The U.S. Treasury Department warned on Thursday that anyone providing bunkering services to an Iranian vessel, or to a non-Iranian vessel carrying prohibited goods to or from Iran, could be subject to sanctions.
Bunkering is the process of fueling vessels and replenishing water and food supplies for the crew; it can happen at ports, or through ship-to-ship fueling, which is commonly known as offshore bunkering.
The new guidance issued by the Treasury’s Office of Foreign Assets Control (OFAC) came through new and updated frequently asked questions (FAQs) related to Iran sanctions.

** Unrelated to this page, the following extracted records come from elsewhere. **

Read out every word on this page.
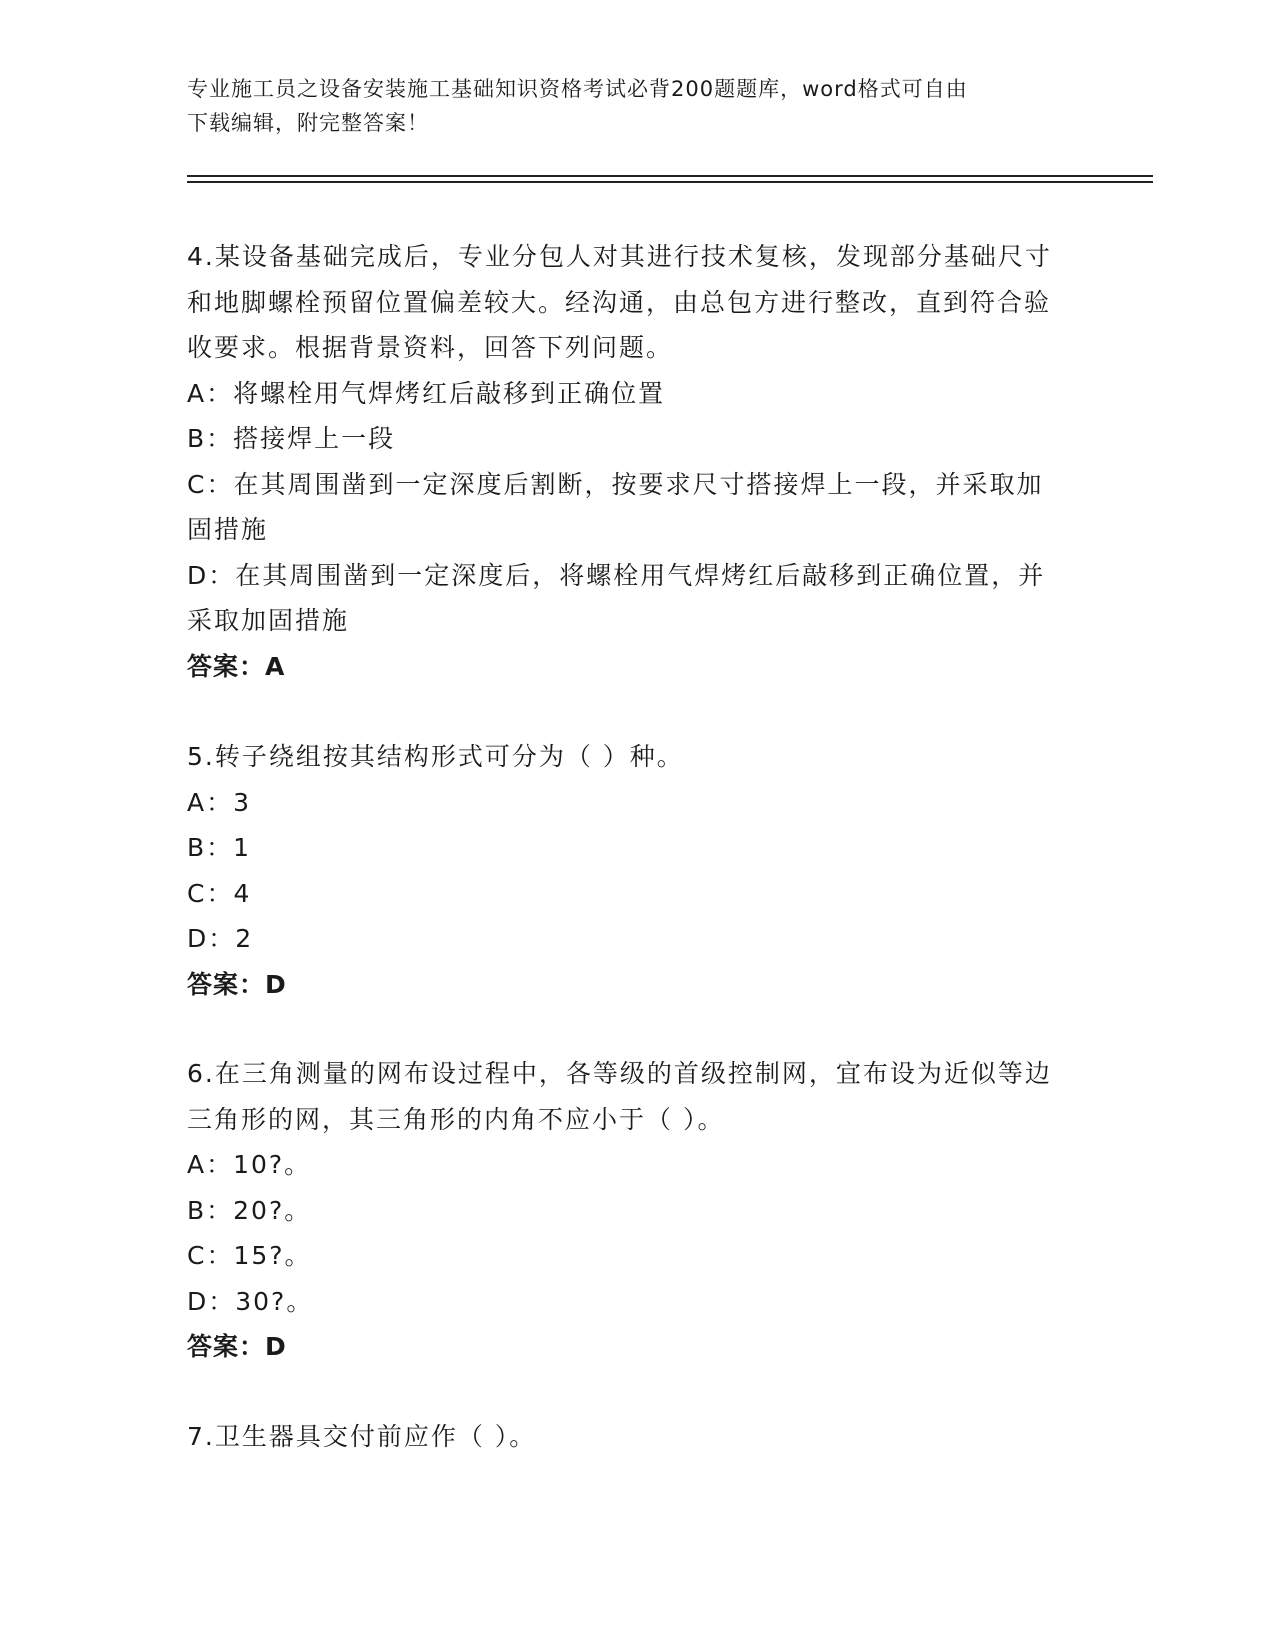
专业施工员之设备安装施工基础知识资格考试必背200题题库，word格式可自由
下载编辑，附完整答案！
4.某设备基础完成后，专业分包人对其进行技术复核，发现部分基础尺寸和地脚螺栓预留位置偏差较大。经沟通，由总包方进行整改，直到符合验收要求。根据背景资料，回答下列问题。
A：将螺栓用气焊烤红后敲移到正确位置
B：搭接焊上一段
C：在其周围凿到一定深度后割断，按要求尺寸搭接焊上一段，并采取加固措施
D：在其周围凿到一定深度后，将螺栓用气焊烤红后敲移到正确位置，并采取加固措施
答案：A
5.转子绕组按其结构形式可分为（ ）种。
A：3
B：1
C：4
D：2
答案：D
6.在三角测量的网布设过程中，各等级的首级控制网，宜布设为近似等边三角形的网，其三角形的内角不应小于（ ）。
A：10?。
B：20?。
C：15?。
D：30?。
答案：D
7.卫生器具交付前应作（ ）。
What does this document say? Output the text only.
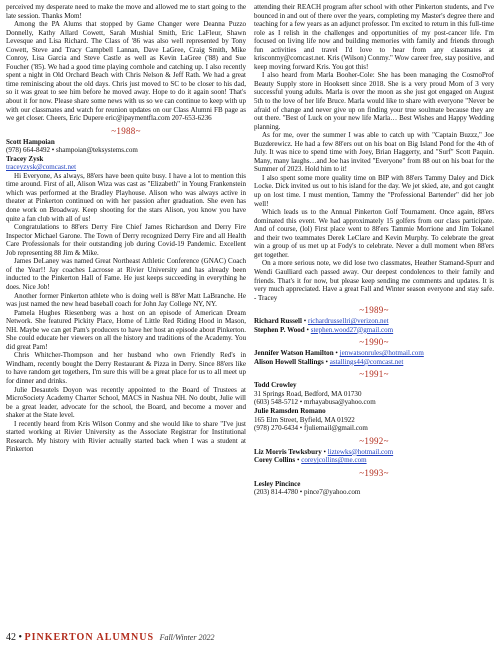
perceived my desperate need to make the move and allowed me to start going to the late session. Thanks Mom!

Among the PA Alums that stopped by Game Changer were Deanna Puzzo Donnelly, Kathy Allard Cowett, Sarah Mushial Smith, Eric LaFleur, Shawn Levesque and Lisa Richard. The Class of '86 was also well represented by Tony Cowett, Steve and Tracy Campbell Lannan, Dave LaGree, Craig Smith, Mike Conroy, Lisa Garcia and Steve Castle as well as Kevin LaGree ('88) and Sue Foucher ('85). We had a good time playing cornhole and catching up. I also recently spent a night in Old Orchard Beach with Chris Nelson & Jeff Rath. We had a great time reminiscing about the old days. Chris just moved to SC to be closer to his dad, so it was great to see him before he moved away. Hope to do it again soon! That's about it for now. Please share some news with us so we can continue to keep with up with our classmates and watch for reunion updates on our Class Alumni FB page as we get closer. Cheers, Eric Dupere eric@ipaymentfla.com 207-653-6236

~1988~

Scott Hampoian

(978) 664-8492 • shampoian@teksystems.com

Tracey Zysk

traceyzysk@comcast.net

Hi Everyone, As always, 88'ers have been quite busy. I have a lot to mention this time around. First of all, Alison Wiza was cast as "Elizabeth" in Young Frankenstein which was performed at the Bradley Playhouse. Alison who was always active in theater at Pinkerton continued on with her passion after graduation. She even has done work on Broadway. Keep shooting for the stars Alison, you know you have quite a fan club with all of us!

Congratulations to 88'ers Derry Fire Chief James Richardson and Derry Fire Inspector Michael Garone. The Town of Derry recognized Derry Fire and all Health Care Professionals for their outstanding job during Covid-19 Pandemic. Excellent Job representing 88 Jim & Mike.

James DeLaney was named Great Northeast Athletic Conference (GNAC) Coach of the Year!! Jay coaches Lacrosse at Rivier University and has already been inducted to the Pinkerton Hall of Fame. He just keeps succeeding in everything he does. Nice Job!

Another former Pinkerton athlete who is doing well is 88'er Matt LaBranche. He was just named the new head baseball coach for John Jay College NY, NY.

Pamela Hughes Riesenberg was a host on an episode of American Dream Network. She featured Pickity Place, Home of Little Red Riding Hood in Mason, NH. Maybe we can get Pam's producers to have her host an episode about Pinkerton. She could educate her viewers on all the history and traditions of the Academy. You did great Pam!

Chris Whitcher-Thompson and her husband who own Friendly Red's in Windham, recently bought the Derry Restaurant & Pizza in Derry. Since 88'ers like to have random get togethers, I'm sure this will be a great place for us to all meet up for dinner and drinks.

Julie Desautels Doyon was recently appointed to the Board of Trustees at MicroSociety Academy Charter School, MACS in Nashua NH. No doubt, Julie will be a great leader, advocate for the school, the Board, and become a mover and shaker at the State level.

I recently heard from Kris Wilson Conmy and she would like to share "I've just started working at Rivier University as the Associate Registrar for Institutional Research. My history with Rivier actually started back when I was a student at Pinkerton

attending their REACH program after school with other Pinkerton students, and I've bounced in and out of there over the years, completing my Master's degree there and teaching for a few years as an adjunct professor. I'm excited to return in this full-time role as I relish in the challenges and opportunities of my post-cancer life. I'm focused on living life now and building memories with family and friends through fun activities and travel I'd love to hear from any classmates at krisconmy@comcast.net. Kris (Wilson) Conmy." Wow career free, stay positive, and keep moving forward Kris. You got this!

I also heard from Marla Booher-Cole: She has been managing the CosmoProf Beauty Supply store in Hooksett since 2018. She is a very proud Mom of 3 very successful young adults. Marla is over the moon as she just got engaged on August 5th to the love of her life Bruce. Marla would like to share with everyone "Never be afraid of change and never give up on finding your true soulmate because they are out there. "Best of Luck on your new life Marla… Best Wishes and Happy Wedding planning.

As for me, over the summer I was able to catch up with "Captain Buzzz," Joe Buzderewicz. He had a few 88'ers out on his boat on Big Island Pond for the 4th of July. It was nice to spend time with Joey, Brian Haggerty, and "Surf" Scott Paquin. Many, many laughs…and Joe has invited "Everyone" from 88 out on his boat for the Summer of 2023. Hold him to it!

I also spent some more quality time on BIP with 88'ers Tammy Daley and Dick Locke. Dick invited us out to his island for the day. We jet skied, ate, and got caught up on lost time. I must mention, Tammy the "Professional Bartender" did her job well!

Which leads us to the Annual Pinkerton Golf Tournament. Once again, 88'ers dominated this event. We had approximately 15 golfers from our class participate. And of course, (lol) First place went to 88'ers Tammie Morrione and Jim Tokanel and their two teammates Derek LeClare and Kevin Murphy. To celebrate the great win a group of us met up at Fody's to celebrate. Never a dull moment when 88'ers get together.

On a more serious note, we did lose two classmates, Heather Stamand-Spurr and Wendi Gaulliard each passed away. Our deepest condolences to their family and friends. That's it for now, but please keep sending me comments and updates. It is very much appreciated. Have a great Fall and Winter season everyone and stay safe. - Tracey

~1989~

Richard Russell • richardrussellri@verizon.net

Stephen P. Wood • stephen.wood27@gmail.com

~1990~

Jennifer Watson Hamilton • jenwatsonrules@hotmail.com

Alison Howell Stallings • astallings44@comcast.net

~1991~

Todd Crowley

31 Springs Road, Bedford, MA 01730

(603) 548-5712 • mrhayabusa@yahoo.com

Julie Ramsden Romano

165 Elm Street, Byfield, MA 01922

(978) 270-6434 • fjuliemail@gmail.com

~1992~

Liz Morris Tewksbury • liztewks@hotmail.com

Corey Collins • coreyjcollins@me.com

~1993~

Lesley Pincince

(203) 814-4780 • pince7@yahoo.com

42 • PINKERTON ALUMNUS Fall/Winter 2022
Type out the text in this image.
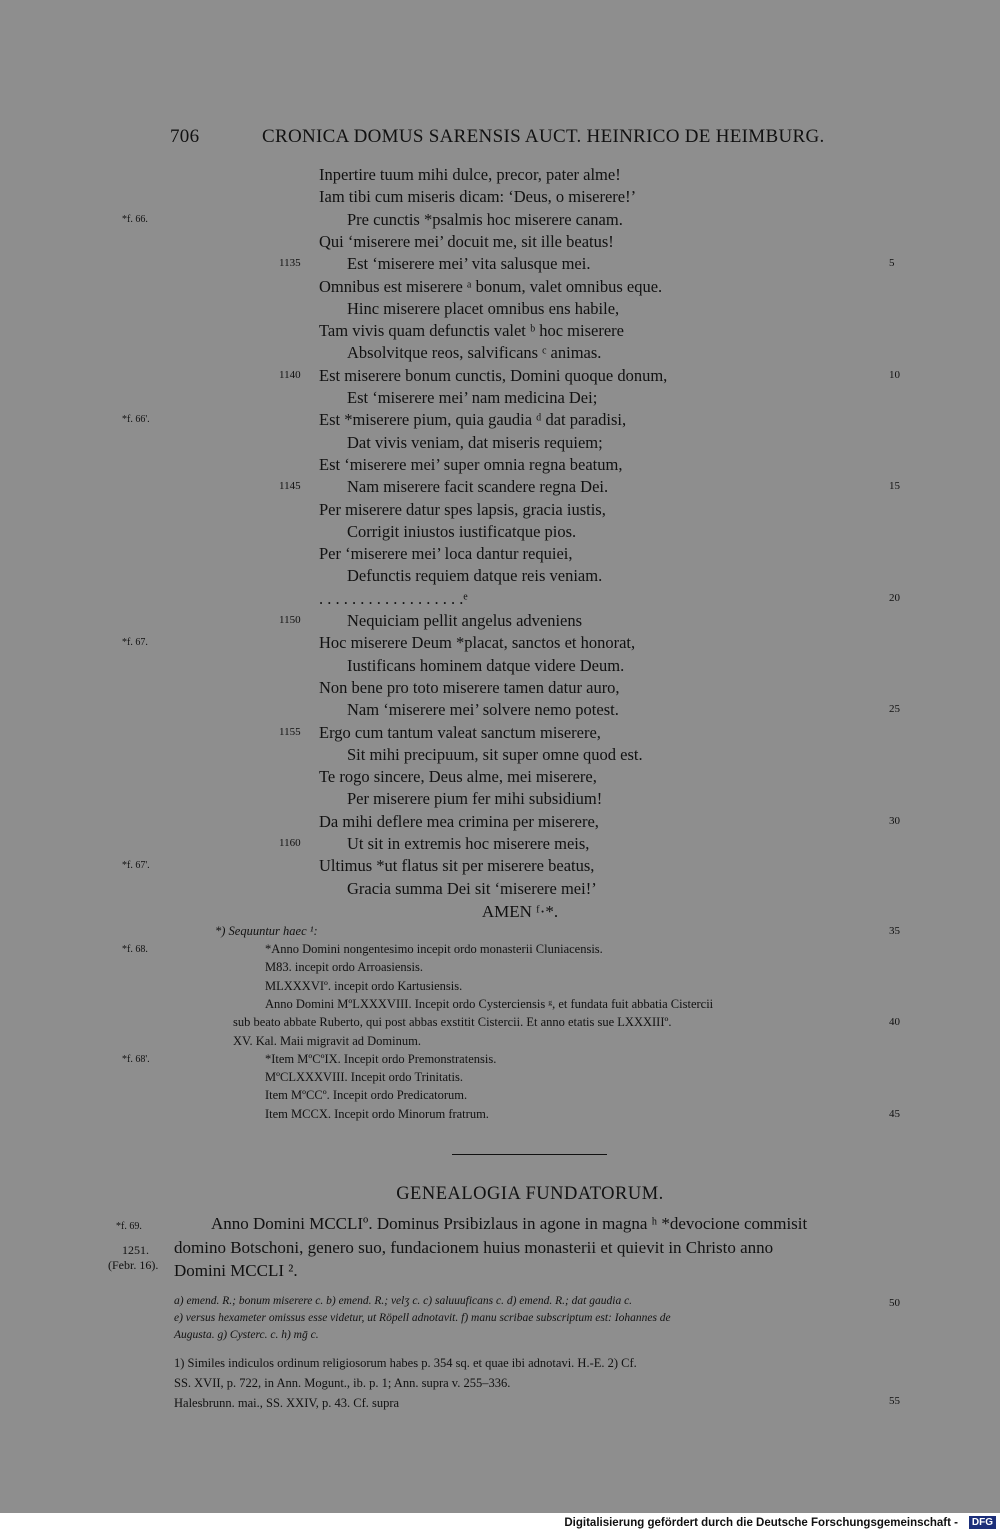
706	CRONICA DOMUS SARENSIS AUCT. HEINRICO DE HEIMBURG.
Inpertire tuum mihi dulce, precor, pater alme!
Iam tibi cum miseris dicam: ‘Deus, o miserere!’
Pre cunctis *psalmis hoc miserere canam.
*f. 66.
Qui ‘miserere mei’ docuit me, sit ille beatus!
Est ‘miserere mei’ vita salusque mei.
1135	5
Omnibus est miserere ᵃ bonum, valet omnibus eque.
Hinc miserere placet omnibus ens habile,
Tam vivis quam defunctis valet ᵇ hoc miserere
Absolvitque reos, salvificans ᶜ animas.
Est miserere bonum cunctis, Domini quoque donum,
1140	10
Est ‘miserere mei’ nam medicina Dei;
Est *miserere pium, quia gaudia ᵈ dat paradisi,
*f. 66'.
Dat vivis veniam, dat miseris requiem;
Est ‘miserere mei’ super omnia regna beatum,
Nam miserere facit scandere regna Dei.
1145	15
Per miserere datur spes lapsis, gracia iustis,
Corrigit iniustos iustificatque pios.
Per ‘miserere mei’ loca dantur requiei,
Defunctis requiem datque reis veniam.
. . . . . . . . . . . . . . . . . .ᵉ	20
Nequiciam pellit angelus adveniens
1150
Hoc miserere Deum *placat, sanctos et honorat,
*f. 67.
Iustificans hominem datque videre Deum.
Non bene pro toto miserere tamen datur auro,
Nam ‘miserere mei’ solvere nemo potest.	25
Ergo cum tantum valeat sanctum miserere,
1155
Sit mihi precipuum, sit super omne quod est.
Te rogo sincere, Deus alme, mei miserere,
Per miserere pium fer mihi subsidium!
Da mihi deflere mea crimina per miserere,	30
Ut sit in extremis hoc miserere meis,
1160
Ultimus *ut flatus sit per miserere beatus,
*f. 67'.
Gracia summa Dei sit ‘miserere mei!’
AMEN ᶠ·*.
*) Sequuntur haec ¹:	35
*Anno Domini nongentesimo incepit ordo monasterii Cluniacensis.
*f. 68.
M83. incepit ordo Arroasiensis.
MLXXXVIº. incepit ordo Kartusiensis.
Anno Domini MºLXXXVIII. Incepit ordo Cysterciensis ᵍ, et fundata fuit abbatia Cistercii
sub beato abbate Ruberto, qui post abbas exstitit Cistercii. Et anno etatis sue LXXXIIIº.	40
XV. Kal. Maii migravit ad Dominum.
*Item MºCºIX. Incepit ordo Premonstratensis.
*f. 68'.
MºCLXXXVIII. Incepit ordo Trinitatis.
Item MºCCº. Incepit ordo Predicatorum.
Item MCCX. Incepit ordo Minorum fratrum.	45
GENEALOGIA FUNDATORUM.
*f. 69.
1251.
(Febr. 16).
Anno Domini MCCLIº. Dominus Prsibizlaus in agone in magna ʰ *devocione commisit
domino Botschoni, genero suo, fundacionem huius monasterii et quievit in Christo anno
Domini MCCLI ².
a) emend. R.; bonum miserere c. b) emend. R.; velʒ c. c) saluuuficans c. d) emend. R.; dat gaudia c.
e) versus hexameter omissus esse videtur, ut Röpell adnotavit. f) manu scribae subscriptum est: Iohannes de
Augusta. g) Cysterc. c. h) mḡ c.
50
1) Similes indiculos ordinum religiosorum habes p. 354 sq. et quae ibi adnotavi. H.-E. 2) Cf.
SS. XVII, p. 722, in Ann. Mogunt., ib. p. 1; Ann. supra v. 255–336.
Halesbrunn. mai., SS. XXIV, p. 43. Cf. supra	55
Digitalisierung gefördert durch die Deutsche Forschungsgemeinschaft -	DFG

The guidance follows an advisory on Wednesday that said anyone providing bunkering services to vessels transporting petroleum or petroleum products from Iran risks being subject to sanctions unless a waiver applies.
“Targeting shipments of petroleum and petroleum products from Iran is a critical element of denying the Iranian regime access to financial resources to support its malign activities,” the advisory released Wednesday said.
Also on Wednesday, the Treasury sanctioned a large oil shipping network it said is directed by, and financially supports, Iran’s Islamic Revolutionary Guard Corps-Qods Force (IRGC-QF), and its proxy, Hizballah.
The guidance on Thursday defined an “Iranian vessel” as one flying an Iranian flag, or one owned, controlled, chartered or operated by or for the Iranian government or an Iranian person. Providing bunkering services to an Iranian vessel is a sanctionable activity, regardless of whether the transactions involve people determined to be part of the Iranian energy, shipping or shipbuilding sectors, the guidance said. Paying for the provision of such services is also sanctionable, it said.
“The bunkering by non-U.S. persons of an Iranian vessel that has been identified as blocked property of [a sanctioned] Iranian person … and the making of related payments for these bunkering services" may be considered sanctionable conduct, the FAQ document said.
Providing bunkering services for an Iranian vessel transporting goods to Iran subject to an exemption, such as agricultural commodities, food or medicine, are not exposed to sanctions, unless the transactions involve a sanctioned party, according to the FAQs.
Bunkering a non-Iranian vessel carrying sanctionable goods, such as petroleum, iron, steel or goods used by the auto sector, risks sanctions, the guidance said. However, servicing a non-Iranian vessel carrying non-sanctionable goods to or from Iran is not subject to sanctions if the goods in the transaction are exempt from OFAC regulation, the transaction doesn’t include U.S. persons, and if no sanctioned parties are involved, according to the guidance.